Hendrotomo had already been appointed as a military judge in 1957, prior to his graduation from the academy. Upon his graduation, Hendrotomo was appointed as the head of the newly-formed Palembang Military Court in 1960 and served until 1962. He was appointed as the permanent chief judge of the Extraordinary Military Court in 1964 and the chief judge of the Jakarta Military Court sometime in the late 1960s. During his career as a judge, Hendrotomo presided several notable cases, such as the trial of Jungschlager and Schmidt, Chris Soumokil, and Sudisman. In the trials of Soumokil and Sudisman, Hendrotomo personally sentenced them to death.

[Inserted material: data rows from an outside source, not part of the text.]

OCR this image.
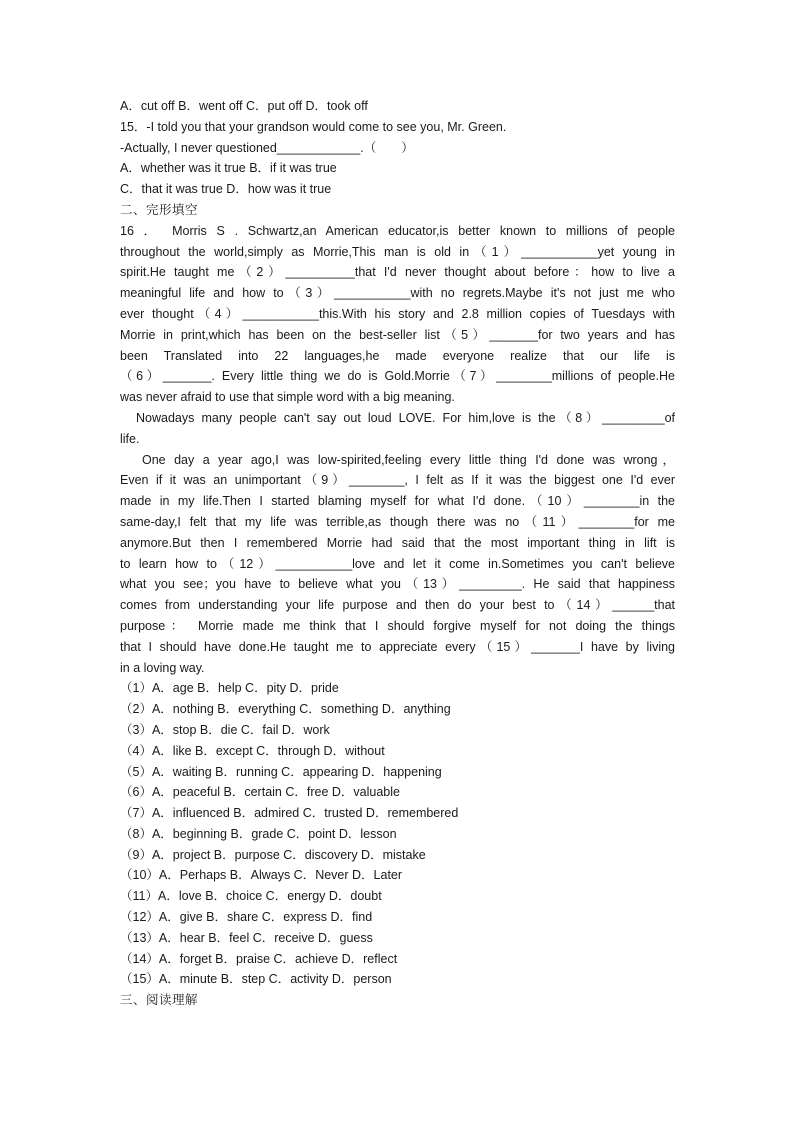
A．cut off B．went off C．put off D．took off
15．-I told you that your grandson would come to see you, Mr. Green.
-Actually, I never questioned____________.（　　）
A．whether was it true B．if it was true
C．that it was true D．how was it true
二、完形填空
16 ． Morris S . Schwartz,an American educator,is better known to millions of people
throughout the world,simply as Morrie,This man is old in（1）___________yet young in
spirit.He taught me（2）__________that I'd never thought about before：how to live a
meaningful life and how to（3）___________with no regrets.Maybe it's not just me who
ever thought（4）___________this.With his story and 2.8 million copies of Tuesdays with
Morrie in print,which has been on the best-seller list（5）_______for two years and has
been Translated into 22 languages,he made everyone realize that our life is
（6）_______. Every little thing we do is Gold.Morrie（7）________millions of people.He
was never afraid to use that simple word with a big meaning.
Nowadays many people can't say out loud LOVE. For him,love is the（8）_________of
life.
One day a year ago,I was low-spirited,feeling every little thing I'd done was wrong，
Even if it was an unimportant（9）________, I felt as If it was the biggest one I'd ever
made in my life.Then I started blaming myself for what I'd done.（10）________in the
same-day,I felt that my life was terrible,as though there was no（11）________for me
anymore.But then I remembered Morrie had said that the most important thing in lift is
to learn how to（12）___________love and let it come in.Sometimes you can't believe
what you see；you have to believe what you（13）_________. He said that happiness
comes from understanding your life purpose and then do your best to（14）______that
purpose： Morrie made me think that I should forgive myself for not doing the things
that I should have done.He taught me to appreciate every（15）_______I have by living
in a loving way.
（1）A．age B．help C．pity D．pride
（2）A．nothing B．everything C．something D．anything
（3）A．stop B．die C．fail D．work
（4）A．like B．except C．through D．without
（5）A．waiting B．running C．appearing D．happening
（6）A．peaceful B．certain C．free D．valuable
（7）A．influenced B．admired C．trusted D．remembered
（8）A．beginning B．grade C．point D．lesson
（9）A．project B．purpose C．discovery D．mistake
（10）A．Perhaps B．Always C．Never D．Later
（11）A．love B．choice C．energy D．doubt
（12）A．give B．share C．express D．find
（13）A．hear B．feel C．receive D．guess
（14）A．forget B．praise C．achieve D．reflect
（15）A．minute B．step C．activity D．person
三、阅读理解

On 2 February 1971, Hendrotomo, who had already held the rank of brigadier general, was appointed as the legal chief of the armed forces. He ex officio became the chief judge of the high military court. During his tenure, Hendrotomo sentenced former minister Major-General Hartono Wirjodiprodjo to prison for illegal gun trade. Two years into his office, on 27 September 1973 he was nominated by the House of Representatives as an associate justice. His nomination was approved and he was installed as associate justice on 26 January 1974. He handed over his office to Sri Hardiman on 14 March.

== Death ==
Hendrotomo died as an associate justice on the midnight of 15 July 1982 in Jakarta. On the day of his death, Hendrotomo's youngest daughter was supposed to solemnize her marriage contract (akad nikah). The marriage contract was done instead in front of his body.

Hendrotomo was buried two days after his death at the Kalibata Heroes' Cemetery.